Bakar
Diri dalam Demokrasi SBY
Fajar Riza Ul Haq, DIREKTUR EKSEKUTIF MAARIF INSTITUTE FOR CULTURE AND HUMANITY
Sumber : KOMPAS, 20 Desember 2011
Sondang Hutagalung telah pergi meninggalkan
kita selamanya, Sabtu (10/12) sore. Meski kepolisian belum menyampaikan
pernyataan resmi terkait motif, aksi bakar diri Sondang di depan Istana Negara
(7/12) merefleksikan anomali akut dalam pemerintahan SBY-Boediono.
Sahabat Munir, komunitas tempat mahasiswa
Universitas Bung Karno ini aktif memperjuangkan hak asasi manusia dan keadilan,
meyakini bahwa aksi bakar diri Sondang adalah sikap politik dan pilihan
strateginya. Aksi bakar dirinya merupakan protes terhadap kondisi bangsa dan
negara yang jauh dari keadilan dan kesejahteraan. Di sisi lain, Wakil Ketua MPR
Lukman Hakim Saifuddin menilai ekspresi protes melalui aksi membakar diri
merendahkan martabat kemanusiaan (Kompas, 8/12).
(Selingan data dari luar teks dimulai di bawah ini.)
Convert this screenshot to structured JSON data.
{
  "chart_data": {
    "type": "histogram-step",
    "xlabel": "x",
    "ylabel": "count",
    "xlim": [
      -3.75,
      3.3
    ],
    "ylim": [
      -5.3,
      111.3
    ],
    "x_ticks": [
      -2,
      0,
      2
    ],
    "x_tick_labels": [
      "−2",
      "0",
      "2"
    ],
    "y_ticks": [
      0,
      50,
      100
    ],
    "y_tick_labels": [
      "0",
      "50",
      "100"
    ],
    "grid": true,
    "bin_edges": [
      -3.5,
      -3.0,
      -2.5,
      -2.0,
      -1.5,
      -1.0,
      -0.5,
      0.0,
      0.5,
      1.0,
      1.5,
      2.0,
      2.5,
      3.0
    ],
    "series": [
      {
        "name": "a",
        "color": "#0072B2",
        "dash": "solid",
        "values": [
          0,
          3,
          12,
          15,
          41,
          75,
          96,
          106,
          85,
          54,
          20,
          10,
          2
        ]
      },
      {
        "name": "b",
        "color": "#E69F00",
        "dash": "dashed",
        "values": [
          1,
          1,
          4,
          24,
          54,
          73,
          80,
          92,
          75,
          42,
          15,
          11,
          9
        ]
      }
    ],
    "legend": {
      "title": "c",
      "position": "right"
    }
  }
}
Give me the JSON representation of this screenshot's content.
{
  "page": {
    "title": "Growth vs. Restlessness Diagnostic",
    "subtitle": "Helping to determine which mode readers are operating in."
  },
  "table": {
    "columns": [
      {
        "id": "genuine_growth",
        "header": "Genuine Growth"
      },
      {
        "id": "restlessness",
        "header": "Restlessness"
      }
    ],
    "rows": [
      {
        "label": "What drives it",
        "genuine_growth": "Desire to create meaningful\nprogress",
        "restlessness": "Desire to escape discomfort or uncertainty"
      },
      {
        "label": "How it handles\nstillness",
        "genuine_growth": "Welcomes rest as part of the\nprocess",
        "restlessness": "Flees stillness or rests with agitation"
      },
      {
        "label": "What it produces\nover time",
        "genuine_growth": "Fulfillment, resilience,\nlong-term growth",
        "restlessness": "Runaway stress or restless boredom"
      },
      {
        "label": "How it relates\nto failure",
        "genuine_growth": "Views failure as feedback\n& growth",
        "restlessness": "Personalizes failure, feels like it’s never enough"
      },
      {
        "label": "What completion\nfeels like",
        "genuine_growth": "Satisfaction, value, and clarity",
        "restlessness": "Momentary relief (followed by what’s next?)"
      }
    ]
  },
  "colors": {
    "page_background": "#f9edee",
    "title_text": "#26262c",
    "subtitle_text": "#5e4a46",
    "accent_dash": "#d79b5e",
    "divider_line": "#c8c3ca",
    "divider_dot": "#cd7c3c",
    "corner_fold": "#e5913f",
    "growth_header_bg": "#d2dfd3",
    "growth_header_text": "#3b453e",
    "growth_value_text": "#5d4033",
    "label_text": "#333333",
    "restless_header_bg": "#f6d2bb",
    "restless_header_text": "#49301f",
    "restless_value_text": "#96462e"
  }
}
Dalam konteks perjuangan politik di
Indonesia, paling tidak sejak era reformasi, aksi bakar diri Sondang merupakan
yang pertama terjadi. Peristiwa ini sangat menyengat nurani karena terjadi
dalam kondisi politik yang demokratis. Dalam sejarah perjuangan politik modern,
Josh Sanburn mencatat bahwa aksi membakar diri pertama kali dilakukan oleh seorang
biksu, Thich Quang Duc, 11 Juni 1963, di Vietnam selatan (Time, 20/1/11). Quang
Duc memprotes keras kebijakan diskriminatif rezim Ngo Dinh Diem terhadap para
biksu dengan cara membakar diri di jalanan kota Saigon.
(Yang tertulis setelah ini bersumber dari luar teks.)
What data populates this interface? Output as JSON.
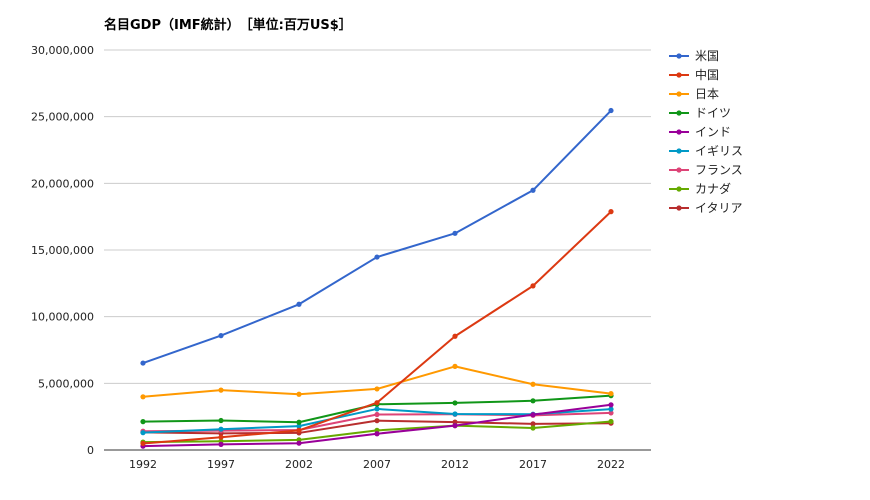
{
  "chart_data": {
    "type": "line",
    "title": "名目GDP（IMF統計）　［単位:百万US$］",
    "xlabel": "",
    "ylabel": "",
    "x": [
      "1992",
      "1997",
      "2002",
      "2007",
      "2012",
      "2017",
      "2022"
    ],
    "ylim": [
      0,
      30000000
    ],
    "y_ticks": [
      0,
      5000000,
      10000000,
      15000000,
      20000000,
      25000000,
      30000000
    ],
    "y_tick_labels": [
      "0",
      "5,000,000",
      "10,000,000",
      "15,000,000",
      "20,000,000",
      "25,000,000",
      "30,000,000"
    ],
    "grid": true,
    "legend_position": "right",
    "series": [
      {
        "name": "米国",
        "color": "#3366cc",
        "values": [
          6520000,
          8580000,
          10930000,
          14470000,
          16250000,
          19480000,
          25460000
        ]
      },
      {
        "name": "中国",
        "color": "#dc3912",
        "values": [
          490000,
          960000,
          1470000,
          3550000,
          8530000,
          12310000,
          17880000
        ]
      },
      {
        "name": "日本",
        "color": "#ff9900",
        "values": [
          3990000,
          4490000,
          4180000,
          4580000,
          6270000,
          4930000,
          4230000
        ]
      },
      {
        "name": "ドイツ",
        "color": "#109618",
        "values": [
          2130000,
          2210000,
          2080000,
          3430000,
          3530000,
          3690000,
          4080000
        ]
      },
      {
        "name": "インド",
        "color": "#990099",
        "values": [
          290000,
          420000,
          510000,
          1220000,
          1830000,
          2650000,
          3390000
        ]
      },
      {
        "name": "イギリス",
        "color": "#0099c6",
        "values": [
          1300000,
          1560000,
          1790000,
          3080000,
          2700000,
          2680000,
          3070000
        ]
      },
      {
        "name": "フランス",
        "color": "#dd4477",
        "values": [
          1410000,
          1450000,
          1500000,
          2660000,
          2680000,
          2600000,
          2780000
        ]
      },
      {
        "name": "カナダ",
        "color": "#66aa00",
        "values": [
          590000,
          660000,
          760000,
          1470000,
          1830000,
          1650000,
          2140000
        ]
      },
      {
        "name": "イタリア",
        "color": "#b82e2e",
        "values": [
          1320000,
          1250000,
          1280000,
          2200000,
          2090000,
          1960000,
          2010000
        ]
      }
    ]
  }
}
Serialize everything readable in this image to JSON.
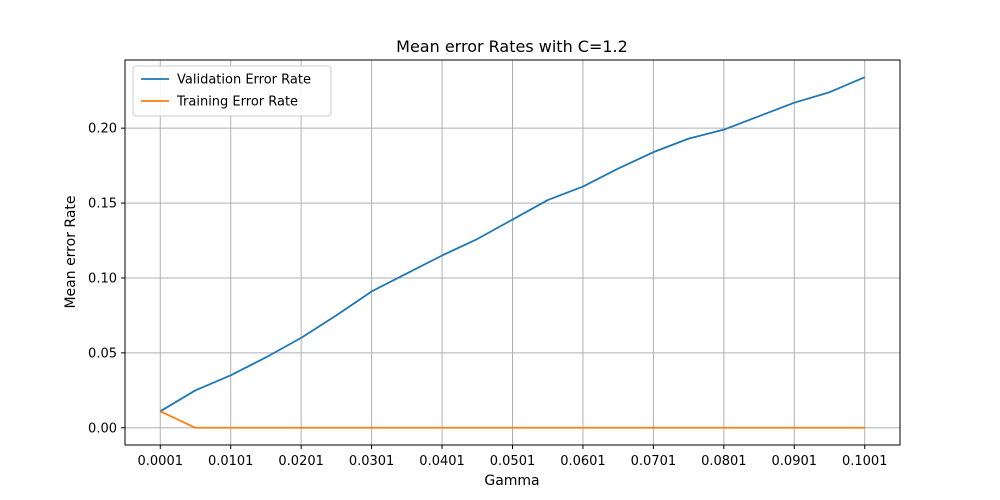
{
  "chart_data": {
    "type": "line",
    "title": "Mean error Rates with C=1.2",
    "xlabel": "Gamma",
    "ylabel": "Mean error Rate",
    "x": [
      0.0001,
      0.0051,
      0.0101,
      0.0151,
      0.0201,
      0.0251,
      0.0301,
      0.0351,
      0.0401,
      0.0451,
      0.0501,
      0.0551,
      0.0601,
      0.0651,
      0.0701,
      0.0751,
      0.0801,
      0.0851,
      0.0901,
      0.0951,
      0.1001
    ],
    "xticks": [
      "0.0001",
      "0.0101",
      "0.0201",
      "0.0301",
      "0.0401",
      "0.0501",
      "0.0601",
      "0.0701",
      "0.0801",
      "0.0901",
      "0.1001"
    ],
    "yticks": [
      "0.00",
      "0.05",
      "0.10",
      "0.15",
      "0.20"
    ],
    "xlim": [
      -0.004905,
      0.105105
    ],
    "ylim": [
      -0.0115,
      0.2455
    ],
    "grid": true,
    "legend_position": "top-left",
    "series": [
      {
        "name": "Validation Error Rate",
        "color": "#1f77b4",
        "values": [
          0.011,
          0.025,
          0.035,
          0.047,
          0.06,
          0.075,
          0.091,
          0.103,
          0.115,
          0.126,
          0.139,
          0.152,
          0.161,
          0.173,
          0.184,
          0.193,
          0.199,
          0.208,
          0.217,
          0.224,
          0.234
        ]
      },
      {
        "name": "Training Error Rate",
        "color": "#ff7f0e",
        "values": [
          0.011,
          0.0,
          0.0,
          0.0,
          0.0,
          0.0,
          0.0,
          0.0,
          0.0,
          0.0,
          0.0,
          0.0,
          0.0,
          0.0,
          0.0,
          0.0,
          0.0,
          0.0,
          0.0,
          0.0,
          0.0
        ]
      }
    ]
  }
}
Aksi Quang Duc telah ditiru banyak gerakan
perlawanan politik di pelbagai belahan dunia. Seperti dicatat Sanburn, membakar
diri juga dipilih Czechoslavaks untuk memprotes invasi Soviet (1968), lima
mahasiswa Indian memprotes kuota pekerjaan (1990), warga Kurdi saat memprotes
Turki (1999), dan pengikut Falun Gong memprotes kebijakan China di Lapangan
Tiananmen (2009).
Awal tahun ini dunia pun dikejutkan oleh
kejatuhan Presiden Tunisia Ben Ali. Pemicunya adalah aksi bakar diri Mohamed
Bouazizi. Tindakan tukang sayur Tunisia ini mulai dijiplak para pendemo di
negara-negara Afrika yang merasa frustrasi dan buntu dengan mekanisme
perjuangan politik formal.
Sejumlah biksu dan biksuni mengikuti aksi
Quang Duc dalam menentang kebijakan represif Pemerintah China terhadap gerakan
pembebasan Tibet. Pertengahan Oktober lalu, seorang biksu Tibet di Kathmandu,
Nepal, membiarkan jasadnya dilahap api (Huffington Post, 11/10).
Anomali
dalam Demokrasi
Mengapa aksi membakar diri menjadi pilihan
perjuangan para biksu Tibet? Jawaban Kyabje Kirti Rinpoche sangat jelas, sebagaimana
dilaporkan Jonathan Watts. ”Mereka tak lagi memiliki pilihan untuk
mengekspresikan penentangannya terhadap Pemerintah China kecuali melalui bentuk
ekstrem aksi tanpa kekerasan. Aksi mereka tidak menyakiti satu pun warga China”
(the Guardian, 16/11).
Menariknya, Rinpoche menyebut aksi bakar diri
sebagai tindakan ekstrem dari perlawanan tanpa kekerasan. Kontras dengan model
perjuangan nirkekerasan Mahatma Gandhi.
Sistem politik China dan pendekatan represif
Beijing terhadap persoalan Tibet membuat kita bisa memahami munculnya fenomena
perlawanan dengan membakar diri. Membakar diri adalah bentuk perlawanan politik
radikal.
Namun, dalam konteks Indonesia, posisinya
menjadi unik. Pemerintah getol mempromosikan Indonesia sebagai negara
demokratis terbesar ketiga di dunia setelah Amerika Serikat dan India.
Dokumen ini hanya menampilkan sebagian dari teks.